1Geneviève Dixmer est un personnage de roman. L’héroïne du Chevalier de Maison-Rouge (1845) est aussi l’amour fou de Pierre Bayard enfant. Devenu psychanalyste et professeur de littérature, P. Bayard ne peut se résoudre à laisser Alexandre Dumas et Auguste Maquet conduire leur héroïne certes, mais aussi son amour de jeunesse, à l’échafaud. Est-il possible de sauver Geneviève Dixmer sans, pour autant, réviser de fond en comble le Chevalier de Maison-Rouge ? C’est le défi que se fixe P. Bayard quand il décide d’entreprendre la réécriture du roman.
2Il y a réécriture et réécriture : P. Bayard l’explique longuement. Celle qu’il choisit entend respecter « à la fois les modes de pensée des personnes de l’époque et les principes qui les animaient, afin d’étudier comment, [s’il en avait] trouvé l’énergie, il aurait été possible d’agir autrement ». Et l’auteur d’ajouter : « Tentative pour sauver de la mort une femme aimée, ce livre sera donc également une réflexion sur la période révolutionnaire, ses points communs avec celle que j’habite, la manière dont mes nouveaux contemporains se comportent et réfléchissent, les choix éthiques devant lesquels ils sont placés » (p. 15). Par ces contraintes (le refus de l’anachronisme, la vraisemblance, le respect du cadre historique de l’action), P. Bayard s’impose, une nouvelle fois [1], à l’attention de l’historien de la culture, l’invitant à explorer l’intensité de la réception émotionnelle d’une œuvre, celle qui ici inspire cette entreprise un peu folle : réécrire sinon un chef-d’œuvre, du moins une œuvre connue.

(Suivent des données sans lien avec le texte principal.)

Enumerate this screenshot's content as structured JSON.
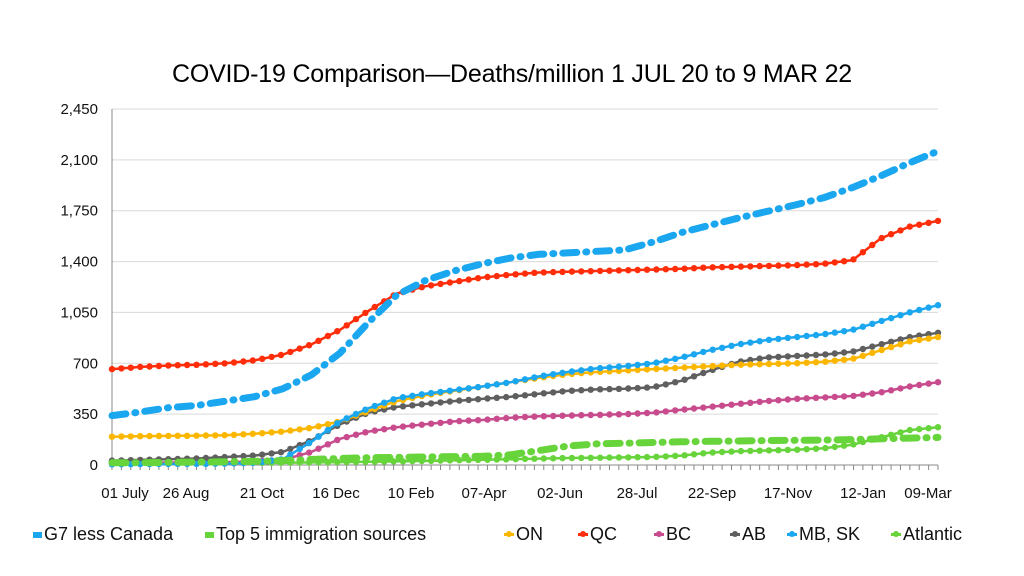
{
  "chart_data": {
    "type": "line",
    "title": "COVID-19 Comparison—Deaths/million 1 JUL 20 to 9 MAR 22",
    "xlabel": "",
    "ylabel": "",
    "ylim": [
      0,
      2450
    ],
    "yticks": [
      "0",
      "350",
      "700",
      "1,050",
      "1,400",
      "1,750",
      "2,100",
      "2,450"
    ],
    "ytick_values": [
      0,
      350,
      700,
      1050,
      1400,
      1750,
      2100,
      2450
    ],
    "xtick_labels": [
      "01 July",
      "26 Aug",
      "21 Oct",
      "16 Dec",
      "10 Feb",
      "07-Apr",
      "02-Jun",
      "28-Jul",
      "22-Sep",
      "17-Nov",
      "12-Jan",
      "09-Mar"
    ],
    "x_note": "points every 4 weeks from 01 July 2020 to 09 Mar 2022",
    "grid": true,
    "legend_position": "bottom",
    "series": [
      {
        "name": "G7 less Canada",
        "color": "#1AA7F0",
        "style": "dashdot",
        "values": [
          340,
          365,
          395,
          410,
          440,
          470,
          525,
          620,
          770,
          980,
          1170,
          1270,
          1335,
          1385,
          1425,
          1450,
          1460,
          1470,
          1480,
          1535,
          1600,
          1650,
          1700,
          1745,
          1790,
          1840,
          1910,
          1990,
          2080,
          2160
        ]
      },
      {
        "name": "Top 5 immigration sources",
        "color": "#66D43A",
        "style": "dashdot",
        "values": [
          15,
          16,
          18,
          20,
          22,
          25,
          30,
          38,
          45,
          50,
          52,
          55,
          58,
          60,
          70,
          100,
          130,
          145,
          150,
          155,
          160,
          163,
          165,
          168,
          170,
          172,
          175,
          180,
          185,
          190
        ]
      },
      {
        "name": "ON",
        "color": "#FBB600",
        "style": "solid",
        "values": [
          195,
          198,
          200,
          202,
          205,
          215,
          230,
          255,
          300,
          370,
          440,
          480,
          510,
          540,
          570,
          600,
          625,
          640,
          650,
          660,
          670,
          680,
          690,
          695,
          700,
          710,
          730,
          790,
          850,
          880
        ]
      },
      {
        "name": "QC",
        "color": "#FF2D0A",
        "style": "solid",
        "values": [
          660,
          675,
          685,
          690,
          700,
          720,
          760,
          830,
          930,
          1060,
          1180,
          1230,
          1260,
          1290,
          1310,
          1325,
          1330,
          1335,
          1340,
          1345,
          1350,
          1360,
          1365,
          1370,
          1375,
          1385,
          1410,
          1560,
          1640,
          1680
        ]
      },
      {
        "name": "BC",
        "color": "#C84B8E",
        "style": "solid",
        "values": [
          15,
          16,
          17,
          18,
          20,
          25,
          35,
          90,
          180,
          230,
          260,
          280,
          300,
          310,
          325,
          335,
          340,
          345,
          350,
          360,
          380,
          400,
          420,
          440,
          455,
          465,
          475,
          500,
          540,
          570
        ]
      },
      {
        "name": "AB",
        "color": "#5F5F5F",
        "style": "solid",
        "values": [
          30,
          35,
          40,
          45,
          55,
          65,
          90,
          170,
          280,
          360,
          400,
          420,
          440,
          455,
          470,
          490,
          510,
          520,
          525,
          535,
          580,
          650,
          710,
          740,
          750,
          760,
          780,
          830,
          880,
          910
        ]
      },
      {
        "name": "MB, SK",
        "color": "#1AA7F0",
        "style": "solid",
        "values": [
          5,
          6,
          7,
          8,
          10,
          15,
          40,
          160,
          300,
          390,
          460,
          490,
          515,
          540,
          570,
          610,
          640,
          665,
          680,
          700,
          740,
          790,
          830,
          860,
          880,
          900,
          930,
          990,
          1050,
          1100
        ]
      },
      {
        "name": "Atlantic",
        "color": "#66D43A",
        "style": "solid",
        "values": [
          10,
          11,
          12,
          13,
          14,
          15,
          16,
          18,
          20,
          22,
          25,
          28,
          32,
          36,
          40,
          44,
          48,
          50,
          52,
          55,
          65,
          85,
          95,
          100,
          105,
          115,
          140,
          190,
          240,
          260
        ]
      }
    ]
  }
}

3Dans les années 1930, Antonio Gramsci a consacré des pages éblouissantes à Dumas dans ses Cahiers de prison, ramenant le surhomme nietzschéen à un avatar du Comte de Monte-Cristo. Dumas n’en est pas moins resté, jusqu’à une période récente, un auteur mineur dans un genre suspect, le roman historique. « Les lecteurs d’Alexandre Dumas, écrit Marc Bloch, ne sont peut-être que des historiens en puissance auxquels manque seulement d’avoir été dressés à se donner un plaisir plus pur et, à mon gré, plus aigu, celui de la couleur vraie [2]. » À moins qu’entraîné dans l’univers de Dumas reconstruit par P. Bayard, le lecteur historien ne découvre un plaisir inédit : il existe des solutions imaginaires acceptables même par un positiviste convaincu (quand d’autres ne le sont pas).
4Pour concilier l’objectif « sauver Geneviève Dixmer » et la vraisemblance du récit du Chevalier de Maison-Rouge, P. Bayard décide d’entrer dans le roman. Il en devient l’un des personnages. Sous son nom et prénom – il y tient beaucoup –, P. Bayard prend la place de Maurice Lindey et renaît non seulement héros du roman, amant républicain de la royaliste Geneviève Dixmer, mais aussi lieutenant de la Garde nationale et accessoirement, secrétaire de la section Frères et Amis. Républicain fervent, Bayard-Lindey ne flirte pas moins, au réel comme au figuré, avec des contre-révolutionnaires convaincus, ces ultra-royalistes qui multiplient sans succès les complots (auxquels participe activement Geneviève Dixmer) pour faire échapper la reine de la prison du Temple, puis de la Conciergerie où elle est détenue en attendant son procès devant le Tribunal révolutionnaire.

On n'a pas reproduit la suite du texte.